Most actors haven’t spoken up about the Hollywood-China bond up until now, and little has changed since the pandemic began. One political comic proved the exception, using his late-night perch to name check China’s role in the crisis.
The host of HBO’s “Real Time with Bill Maher” scorned the notion that we can’t call the virus the “Chinese” flu during his April 10 show and called out China for an ongoing history of practices conducive to the spread of viruses.
Cheng says another way the relationship stayed under cover is the pressure Chinese officials place on U.S.-based studios. Consider the stories that aren’t told, or the Chinese villains that never make it to the big screen.
The 2012 “Red Dawn” remake, for example, found the studio swapping out the script’s original enemy, China, for North Korean troops at the last minute. The studio took that makeover mission upon itself.
The movie adaptation of Max Brooks’ “World War Z” novel changed the source material so the zombie outbreak didn’t begin in China.
“Chinese prefer self-censorship,” Cheng says, another way random moviegoers miss the connection. “It’s very hard to be aware of self-censorship.”
And don’t anticipate any Hollywood stories pinning the pandemic blame on China.
“There’s a lot of sensitivity about Asians [in Hollywood] and how they’re portrayed,” he says, adding he doesn’t imagine any screenwriters penning ripped-from-the-headline stories about China’s possible malfeasance in the current crisis.
Still, Cheng envisions the two sides working together in some capacity following the pandemic’s end. That’s especially true given China’s intact political might.
Chao predicts a more immediate Hollywood-China fissure, but he doesn’t see it lasting long.
“After some time passes, China and Hollywood will come together,” Chao says. “Audiences will forget and go back to watching Hollywood, but we may not see the ‘Chinese scenes’ anymore.”
The industry, he adds, may start dividing its product into Western-friendly fare and China-ready stories.
Film producer Mark Joseph says that in the short term the fate of an ailing, Chinese-owned, U.S.-based theater chain may tell part of the story.

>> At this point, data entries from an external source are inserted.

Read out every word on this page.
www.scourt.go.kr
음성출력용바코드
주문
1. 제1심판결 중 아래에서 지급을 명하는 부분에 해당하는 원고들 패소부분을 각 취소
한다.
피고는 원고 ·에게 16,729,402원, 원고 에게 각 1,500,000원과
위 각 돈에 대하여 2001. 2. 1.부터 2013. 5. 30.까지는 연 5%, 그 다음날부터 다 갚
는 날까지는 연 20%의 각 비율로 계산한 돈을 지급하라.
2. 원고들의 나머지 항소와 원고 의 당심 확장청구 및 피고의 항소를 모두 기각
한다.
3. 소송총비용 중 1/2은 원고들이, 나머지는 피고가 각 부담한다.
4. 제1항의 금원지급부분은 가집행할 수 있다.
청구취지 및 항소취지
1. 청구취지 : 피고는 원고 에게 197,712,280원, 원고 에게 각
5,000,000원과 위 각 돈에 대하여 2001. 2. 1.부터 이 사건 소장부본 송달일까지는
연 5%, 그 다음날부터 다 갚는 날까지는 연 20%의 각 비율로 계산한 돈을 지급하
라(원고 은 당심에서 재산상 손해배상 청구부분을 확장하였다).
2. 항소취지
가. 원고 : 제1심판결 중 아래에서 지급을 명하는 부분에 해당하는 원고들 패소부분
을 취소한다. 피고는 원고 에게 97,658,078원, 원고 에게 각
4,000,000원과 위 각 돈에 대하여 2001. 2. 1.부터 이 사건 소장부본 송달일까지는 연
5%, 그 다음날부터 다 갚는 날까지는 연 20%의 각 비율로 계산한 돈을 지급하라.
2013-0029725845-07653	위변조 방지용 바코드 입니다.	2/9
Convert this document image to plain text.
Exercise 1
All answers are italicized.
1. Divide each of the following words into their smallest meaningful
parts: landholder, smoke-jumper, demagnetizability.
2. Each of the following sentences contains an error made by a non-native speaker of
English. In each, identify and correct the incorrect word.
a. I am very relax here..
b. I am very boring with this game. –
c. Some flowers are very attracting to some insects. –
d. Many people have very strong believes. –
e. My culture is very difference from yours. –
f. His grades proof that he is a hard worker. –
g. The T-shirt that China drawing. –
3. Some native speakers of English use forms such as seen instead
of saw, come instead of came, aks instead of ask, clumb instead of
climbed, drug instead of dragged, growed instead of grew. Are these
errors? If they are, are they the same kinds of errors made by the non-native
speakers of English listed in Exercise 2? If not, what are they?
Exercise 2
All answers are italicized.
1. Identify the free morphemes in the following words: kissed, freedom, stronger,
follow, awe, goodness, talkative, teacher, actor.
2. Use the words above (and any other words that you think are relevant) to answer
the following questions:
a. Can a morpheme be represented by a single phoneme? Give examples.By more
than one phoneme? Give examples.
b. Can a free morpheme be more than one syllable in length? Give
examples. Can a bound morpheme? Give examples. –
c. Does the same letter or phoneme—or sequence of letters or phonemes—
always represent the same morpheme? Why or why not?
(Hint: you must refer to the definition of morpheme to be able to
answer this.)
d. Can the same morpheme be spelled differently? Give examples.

"A key point to watch will be what happens with AMC,” says Joseph, whose screen credits include “The Vessel” and “No Safe Spaces.” “Will it declare bankruptcy? Will the Chinese owners sell to an American company?”
Like Hollywood, though, this story will depend on the third act, meaning the precise role China played in the pandemic’s origins.
“This may be the most dangerous time in the U.S.-China relationship since before Nixon opened up China to the West,” Joseph says.